En réalité, cet accord du FMI est un poids pour l’économie argentine qui limite la marge de manœuvre du gouvernement qui ne peut pas agir comme il le souhaite.  Car en échange du prêt, le fonds monétaire exige certaines conditions. Il oblige par exemple le gouvernement à réduire son déficit fiscal et son émission monétaire, et à augmenter ses taux d’intérêt. L’intention de l’organisme international à travers ces mesures d’austérité est de permettre à l'Argentine d’ordonner ses variables macroéconomiques dans la lutte contre l’inflation. Un objectif qui pour le moment n’a pas pu être atteint car en 2021, le taux d’inflation s’est élevé à 50,9%.

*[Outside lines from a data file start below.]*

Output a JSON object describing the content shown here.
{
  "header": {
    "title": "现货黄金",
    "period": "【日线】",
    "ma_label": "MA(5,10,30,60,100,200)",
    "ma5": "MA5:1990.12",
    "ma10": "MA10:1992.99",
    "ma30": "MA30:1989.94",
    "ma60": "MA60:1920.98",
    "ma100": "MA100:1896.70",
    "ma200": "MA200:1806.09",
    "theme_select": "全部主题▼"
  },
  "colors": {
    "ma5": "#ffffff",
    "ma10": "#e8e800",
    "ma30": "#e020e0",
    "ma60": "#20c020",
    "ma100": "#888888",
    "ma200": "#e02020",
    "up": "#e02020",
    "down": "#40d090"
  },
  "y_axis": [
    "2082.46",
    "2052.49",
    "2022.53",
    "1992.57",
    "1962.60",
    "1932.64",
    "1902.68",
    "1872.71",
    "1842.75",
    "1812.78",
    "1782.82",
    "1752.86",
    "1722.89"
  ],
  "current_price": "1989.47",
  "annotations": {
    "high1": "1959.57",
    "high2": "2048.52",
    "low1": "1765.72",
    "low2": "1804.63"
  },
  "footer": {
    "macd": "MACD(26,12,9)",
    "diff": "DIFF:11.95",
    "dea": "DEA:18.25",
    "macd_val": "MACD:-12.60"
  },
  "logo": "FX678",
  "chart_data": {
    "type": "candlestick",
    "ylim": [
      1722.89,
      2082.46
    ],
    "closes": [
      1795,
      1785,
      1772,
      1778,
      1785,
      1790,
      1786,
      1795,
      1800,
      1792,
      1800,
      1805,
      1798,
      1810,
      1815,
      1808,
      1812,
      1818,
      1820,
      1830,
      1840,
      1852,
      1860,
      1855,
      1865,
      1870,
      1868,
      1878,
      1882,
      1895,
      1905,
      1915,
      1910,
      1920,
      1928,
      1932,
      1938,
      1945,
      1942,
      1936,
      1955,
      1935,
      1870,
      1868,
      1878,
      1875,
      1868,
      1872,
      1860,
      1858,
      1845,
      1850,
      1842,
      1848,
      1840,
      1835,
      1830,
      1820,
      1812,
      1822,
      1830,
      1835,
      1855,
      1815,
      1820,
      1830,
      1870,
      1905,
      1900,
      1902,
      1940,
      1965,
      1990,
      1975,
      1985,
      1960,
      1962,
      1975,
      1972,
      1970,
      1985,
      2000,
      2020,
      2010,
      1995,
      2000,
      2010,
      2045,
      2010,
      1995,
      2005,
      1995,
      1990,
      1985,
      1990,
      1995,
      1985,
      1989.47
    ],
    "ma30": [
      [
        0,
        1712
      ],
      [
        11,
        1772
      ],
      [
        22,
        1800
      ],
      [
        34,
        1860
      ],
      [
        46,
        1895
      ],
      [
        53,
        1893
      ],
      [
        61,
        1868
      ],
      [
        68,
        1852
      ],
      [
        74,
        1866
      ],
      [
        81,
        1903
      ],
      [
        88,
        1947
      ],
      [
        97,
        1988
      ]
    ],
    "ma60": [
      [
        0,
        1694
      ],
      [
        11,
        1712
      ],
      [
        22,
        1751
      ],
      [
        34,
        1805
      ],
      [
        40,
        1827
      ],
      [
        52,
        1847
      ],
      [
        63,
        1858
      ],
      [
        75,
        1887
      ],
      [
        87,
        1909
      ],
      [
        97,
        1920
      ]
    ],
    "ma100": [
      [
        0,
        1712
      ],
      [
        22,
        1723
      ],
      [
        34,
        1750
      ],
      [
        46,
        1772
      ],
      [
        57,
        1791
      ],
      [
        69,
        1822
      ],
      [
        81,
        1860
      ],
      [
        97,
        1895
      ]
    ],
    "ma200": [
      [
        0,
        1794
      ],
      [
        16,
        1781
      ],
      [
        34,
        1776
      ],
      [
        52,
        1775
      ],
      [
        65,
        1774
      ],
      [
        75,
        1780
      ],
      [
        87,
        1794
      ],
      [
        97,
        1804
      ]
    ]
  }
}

Il semble que le gouvernement cumule les difficultés et ait du mal à contrôler les prix. D’ailleurs Les Argentins sont habitués à comparer les prix, guetter les réductions des supermarchés et faire une sorte d’étude de marché avant d’acheter. Les fruits et légumes, le pain, les pâtes, le bœuf sont aujourd’hui particulièrement touchés par l’inflation. Car en Argentine, les tarifs ne sont pas régulés, chose qu’Alberto Fernandez compte changer à travers un projet de loi qui sera bientôt présenté au Congrès. Aujourd'hui, les grands monopoles alimentaires se chargent eux-mêmes de fixer les prix, les petits commerces eux augmentent leurs tarifs à leur guise. Entre le manque de régulation, les difficultés internes, l’inertie inflationniste, les spéculations et les effets de la guerre, les prix ne cessent de grimper et les Argentins s’adaptent. En janvier, l’objectif de l’inflation de 2022 du gouvernement était d’arriver à 33%.  Mais en seulement trois mois, on a déjà atteint 15%.